= Sydney Ducks =

Australian-American crime gang

The Sydney Ducks was the name given to a gang of criminal immigrants from Australia in San Francisco, during the mid-19th century. Because many of these criminals came from the well-known British penal colonies in Australia, and were known to commit arson, they were blamed for an 1849 fire that devastated the heart of San Francisco, as well as the rampant crime in the city at the time.

The Sydney Ducks were criminals who operated as a gang, in a community that also included sailors, longshoremen, teamsters, wheelwrights, shipwrights, bartenders, saloon keepers, washerwomen, domestic servants, and dressmakers.

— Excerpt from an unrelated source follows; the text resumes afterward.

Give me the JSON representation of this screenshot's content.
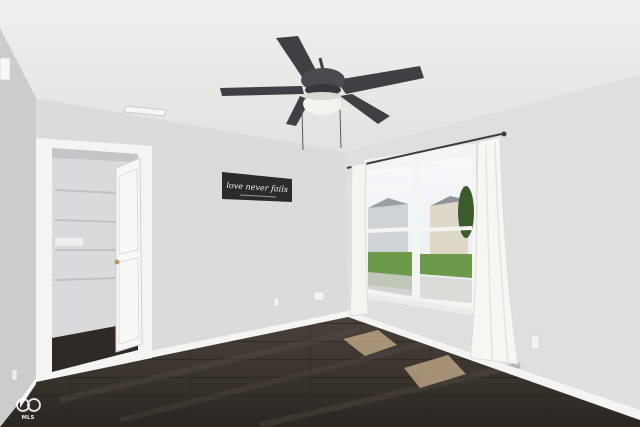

The largest proportion (44%) were born in Ireland and migrated during the Great Irish Famine, first to Australia as laborers and then to California as part of the Gold Rush.

The criminality of the Sydney Ducks was the catalyst for the formation of the first Committee of Vigilance of 1851. The vigilantes usurped political power from the corrupt or incompetent officials in the city, conducted secret trials, lynchings, and deportations, which effectively decimated the Sydney Ducks. The area where the Sydney Ducks clustered at the base of Telegraph Hill was originally known as "Sydney-Town," but by the 1860s was called exclusively by its better-known name, the Barbary Coast.

On 19 December 1854, five members of the gang were involved in the Jonathan R. Davis fight.